Setelah sekitar 10 menit (maklum yang dibakar banyak sekali), datanglah sepiring sate ayam dengan potongan lontong bersiram bumbu kacang. Hmmmm...the smell is good pikir saya. Mencoba untuk tidak memberi penilaian dini, saya pikir bau enak itu muncul karena perus saya yang sangat lapar.

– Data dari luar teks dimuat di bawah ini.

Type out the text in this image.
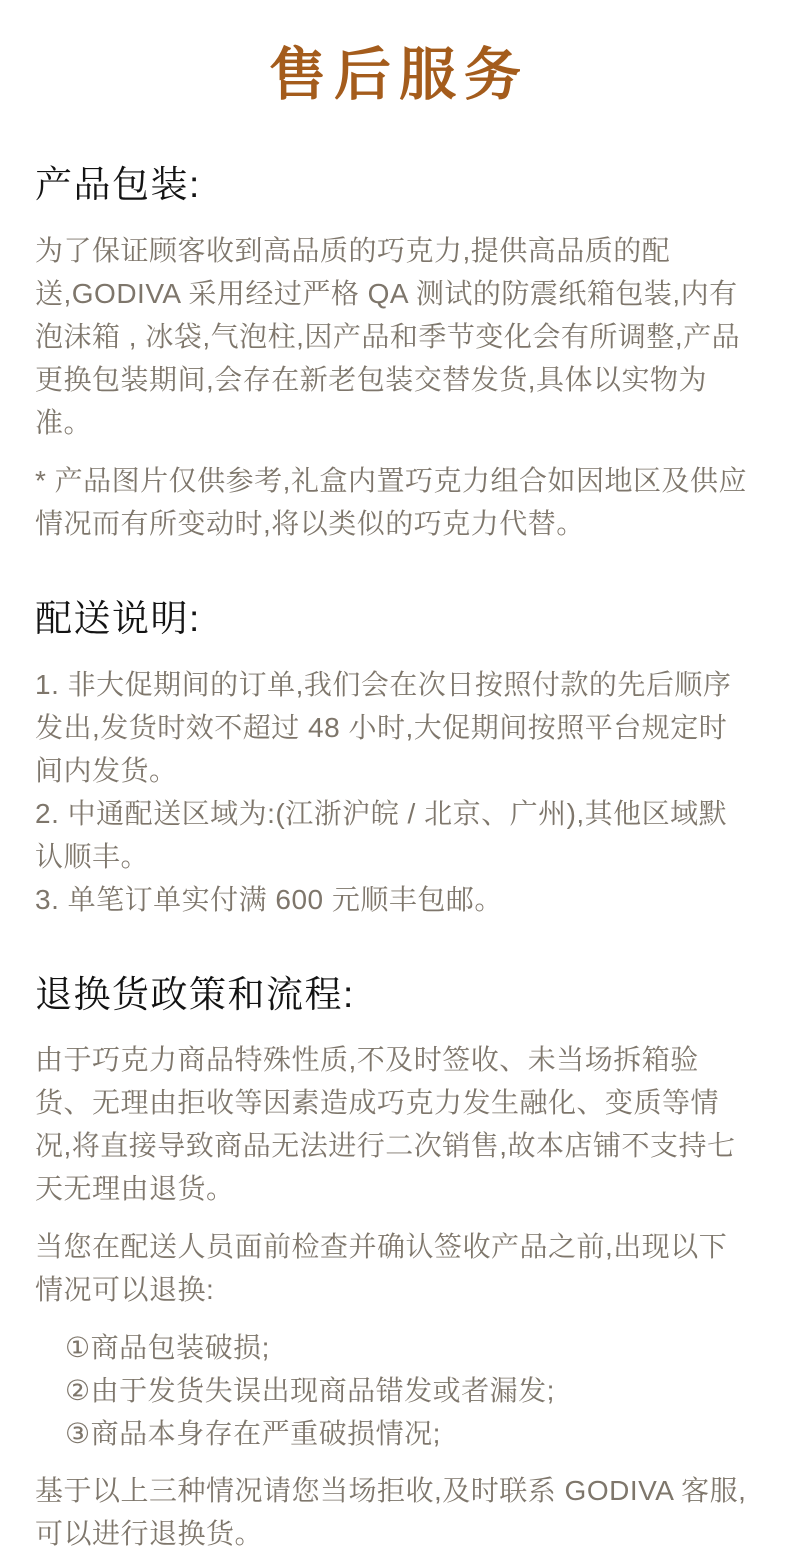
售后服务
产品包装:

为了保证顾客收到高品质的巧克力,提供高品质的配送,GODIVA 采用经过严格 QA 测试的防震纸箱包装,内有泡沫箱 , 冰袋,气泡柱,因产品和季节变化会有所调整,产品更换包装期间,会存在新老包装交替发货,具体以实物为准。

* 产品图片仅供参考,礼盒内置巧克力组合如因地区及供应情况而有所变动时,将以类似的巧克力代替。

配送说明:

1. 非大促期间的订单,我们会在次日按照付款的先后顺序发出,发货时效不超过 48 小时,大促期间按照平台规定时间内发货。

2. 中通配送区域为:(江浙沪皖 / 北京、广州),其他区域默认顺丰。

3. 单笔订单实付满 600 元顺丰包邮。

退换货政策和流程:

由于巧克力商品特殊性质,不及时签收、未当场拆箱验货、无理由拒收等因素造成巧克力发生融化、变质等情况,将直接导致商品无法进行二次销售,故本店铺不支持七天无理由退货。

当您在配送人员面前检查并确认签收产品之前,出现以下情况可以退换:

①商品包装破损;

②由于发货失误出现商品错发或者漏发;

③商品本身存在严重破损情况;

基于以上三种情况请您当场拒收,及时联系 GODIVA 客服,可以进行退换货。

Mulailah ritual makan sate dimulai. Mula-mula saya lihat dulu satenya. Betul besar-besar potongannya. Trus saya menemukan adaya berwarna kuning kehitaman, berbentuk bulat. Aneh. Biasanya daging ayam tidak seperti itu. Ternyata telur muda dan potongan ati. Tanpa mencelupnya ke bumbu kacang, saya menggigit telur itu. Bau sangit karena terbakar membuat sensasi yang lain. Enak. Setelah itu baru bumbu kacang, bawang dan potongan cabai rawit menyusul hingga menjadi perpaduan yang tepat.

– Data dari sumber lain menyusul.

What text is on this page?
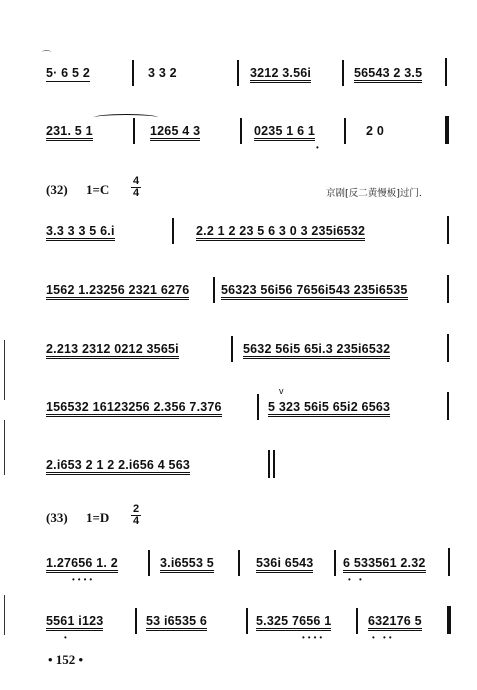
⌒
5· 6 5 2	3 3 2	3212 3.56i	56543 2 3.5
231. 5 1	1265 4 3	0235 1 6 1
•
2 0
(32) $1=C \frac{4}{4}$	京剧[反二黄慢板]过门.
3.3 3 3 5 6.i	2.2 1 2 23 5 6 3 0 3 235i6532
1562 1.23256 2321 6276	56323 56i56 7656i543 235i6535
2.213 2312 0212 3565i	5632 56i5 65i.3 235i6532
v
156532 16123256 2.356 7.376	5 323 56i5 65i2 6563
2.i653 2 1 2 2.i656 4 563
(33) $1=D \frac{2}{4}$
1.27656 1. 2
••••
3.i6553 5	536i 6543 6 533561 2.32
• •
5561 i123
•
53 i6535 6	5.325 7656 1
••••
632176 5
• ••
• 152 •
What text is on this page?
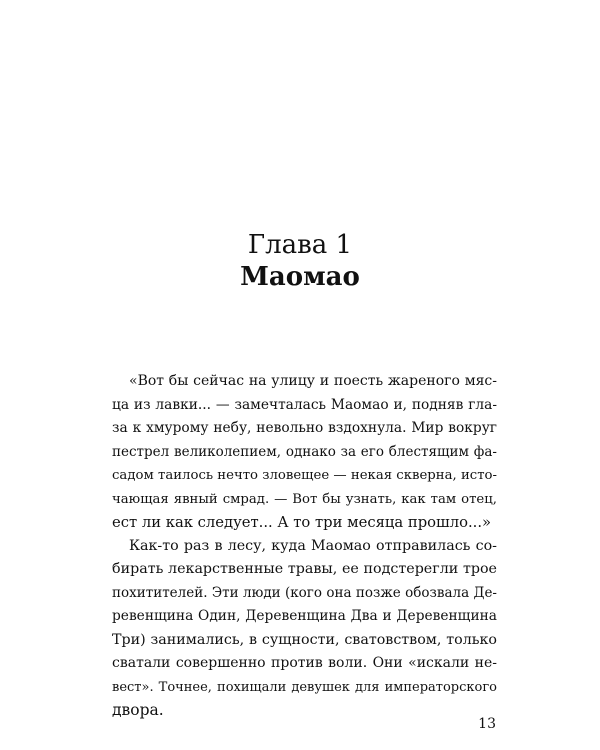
Глава 1
Маомао
«Вот бы сейчас на улицу и поесть жареного мяс-
ца из лавки... — замечталась Маомао и, подняв гла-
за к хмурому небу, невольно вздохнула. Мир вокруг
пестрел великолепием, однако за его блестящим фа-
садом таилось нечто зловещее — некая скверна, исто-
чающая явный смрад. — Вот бы узнать, как там отец,
ест ли как следует... А то три месяца прошло...»
Как-то раз в лесу, куда Маомао отправилась со-
бирать лекарственные травы, ее подстерегли трое
похитителей. Эти люди (кого она позже обозвала Де-
ревенщина Один, Деревенщина Два и Деревенщина
Три) занимались, в сущности, сватовством, только
сватали совершенно против воли. Они «искали не-
вест». Точнее, похищали девушек для императорского
двора.
13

Sate ayam berukuran besar itu membuat saya tidak dapat menghabiskan seluruhnya. Hanya 10 tusuk sate daging, ati dan telur yang ludes. Nyam...nyam...nyam. Gelontoran air jeruk manis yang sudah tidak lagi panas membuat perut harus berkonsolidasi lebih ketat. Ini nikmat sekali.

Saya pernah menyampaikan hipotesis kepada beberapa teman tentang enak-tidaknya makanan. Makanan menjadi enak bila:
1. Makanan itu dimakan saat kita lapar (bayangkan betapa tidak enaknya makanan bila kita kenyang. Walaupun pemasaknya adalah koki terkenal, makanan buatannya pasti kita tolak bila perut terisi penuh)
2. Kita makan dengan orang yang kita senangi (baik kekasih, atau sahabat). Saya membayangkan, sop buntut Hotel Borobudur yang kondang itu pasti terasa seperti batu kerikil, bila kita memakannya bareng musuh atau orang yang tidak kita sukai.
3. Kita tidak perlu membayar satu peser pun alias gratis. Ini sih semua orang mau hehehe.

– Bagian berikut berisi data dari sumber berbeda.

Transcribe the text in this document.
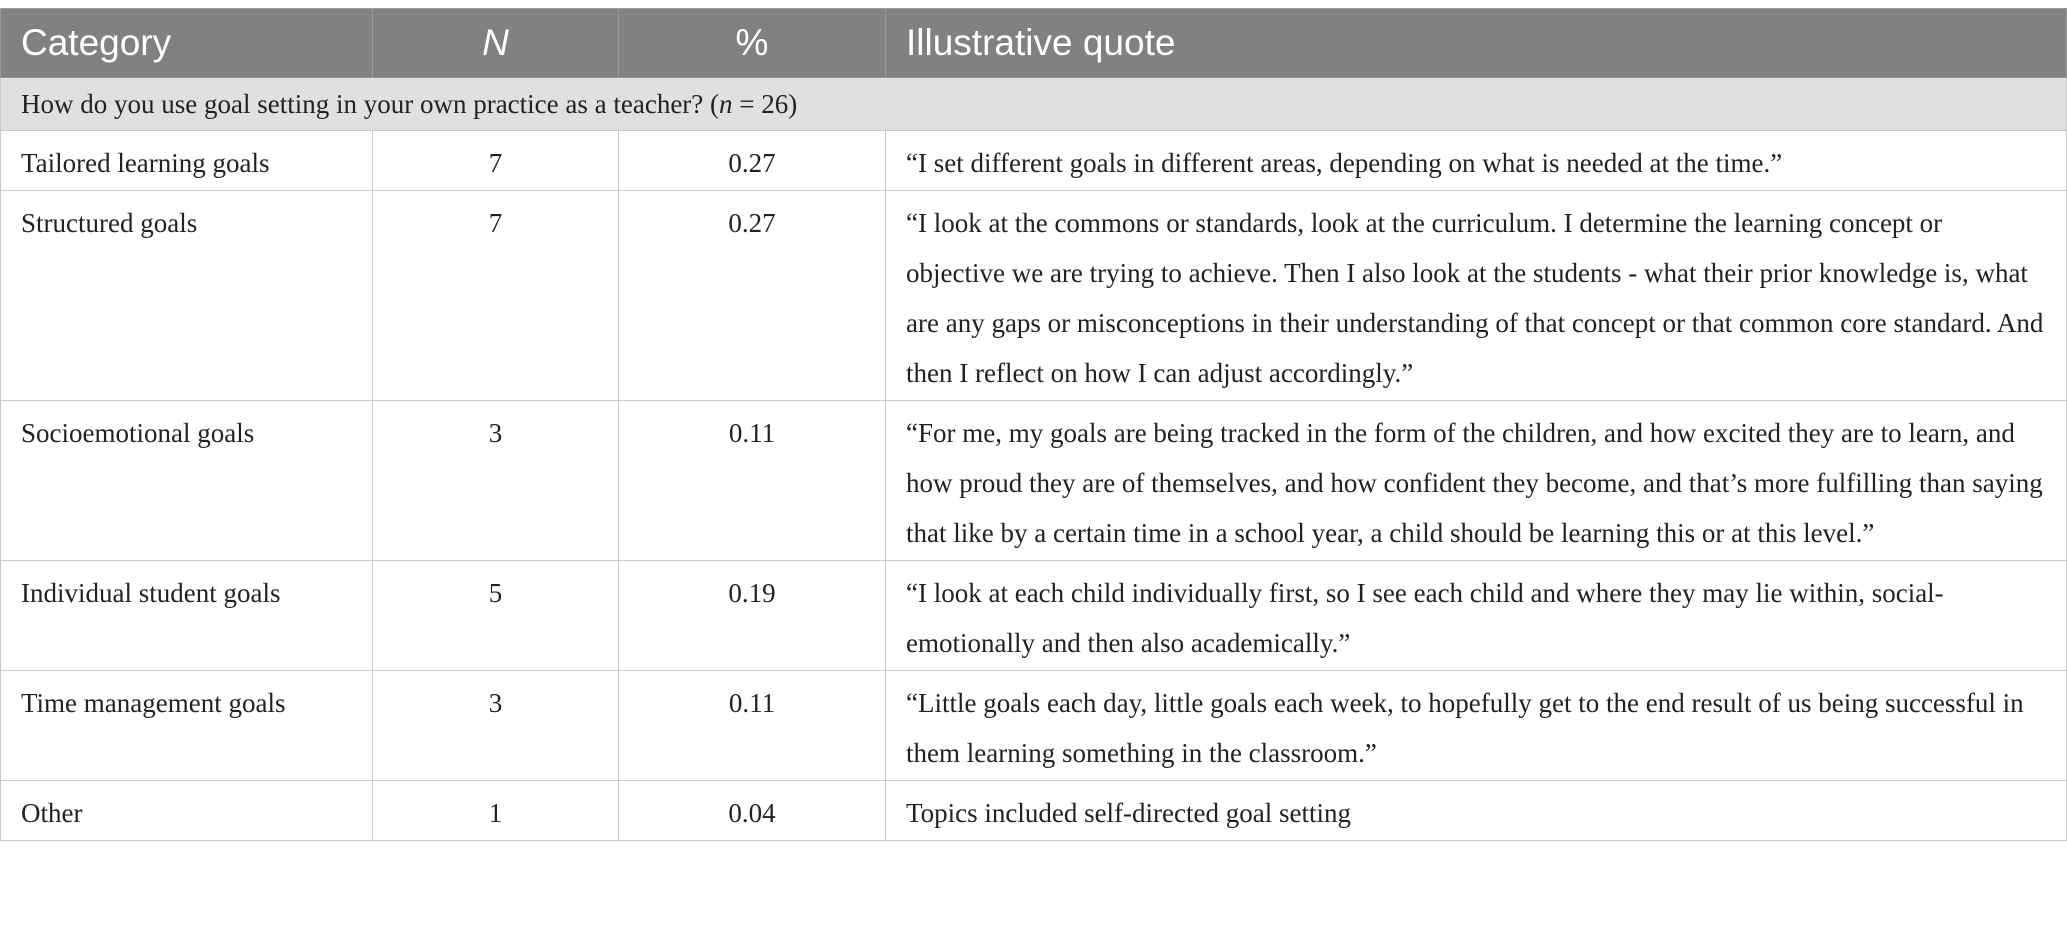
Category	N	%	Illustrative quote
How do you use goal setting in your own practice as a teacher? (n = 26)			
Tailored learning goals	7	0.27	“I set different goals in different areas, depending on what is needed at the time.”
Structured goals	7	0.27	“I look at the commons or standards, look at the curriculum. I determine the learning concept or objective we are trying to achieve. Then I also look at the students - what their prior knowledge is, what are any gaps or misconceptions in their understanding of that concept or that common core standard. And then I reflect on how I can adjust accordingly.”
Socioemotional goals	3	0.11	“For me, my goals are being tracked in the form of the children, and how excited they are to learn, and how proud they are of themselves, and how confident they become, and that’s more fulfilling than saying that like by a certain time in a school year, a child should be learning this or at this level.”
Individual student goals	5	0.19	“I look at each child individually first, so I see each child and where they may lie within, social-emotionally and then also academically.”
Time management goals	3	0.11	“Little goals each day, little goals each week, to hopefully get to the end result of us being successful in them learning something in the classroom.”
Other	1	0.04	Topics included self-directed goal setting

Nah, sate ayam yang saya makan di pinggir jalan Kranggan itu memenuhi tiga kriteria tadi. Yaitu saya makan saat lapar, makan bersama teman-teman yang baik dan asik, dan makan dibayari kantor. Anyway, asik kok sate ayam Pak Slamet itu. Saya belum pernah menemui sate ayam yang terbuat dari telur muda dan potongan ati yang guede-guede.

Walaupun wisata kuliner di Semarang batal (saya harus kembali ke Jakarta Jumat siang, setelah beli oleh-oleh yang wajib yaitu lumpia dan moaci), sate ayam malam itu boleh menjadi catatan lain jika berkunjung lagi ke Semarang.


indi

Wednesday, June 4, 2008

Pilkada 2

Memang hebat para tokoh yang berani mencalonkan diri sebagai pemimpin kepala daerah. Hitung-hitungannya, tokoh itu harus memiliki visi, berani memimpin masyarakat yang heterogen, dan yang kini harus diperhitungkan adalah memiliki uang untuk membiayai kampanyenya. Yang terakhir ini benar-benar bergizi, karena uang yang dikeluarkan tentu tidak sedikit mulai dari membayar tim sukses, membuat atribut kampanye, memberi setoran ke partai pendukung, hingga memberi oleh-oleh pendukung kampanye.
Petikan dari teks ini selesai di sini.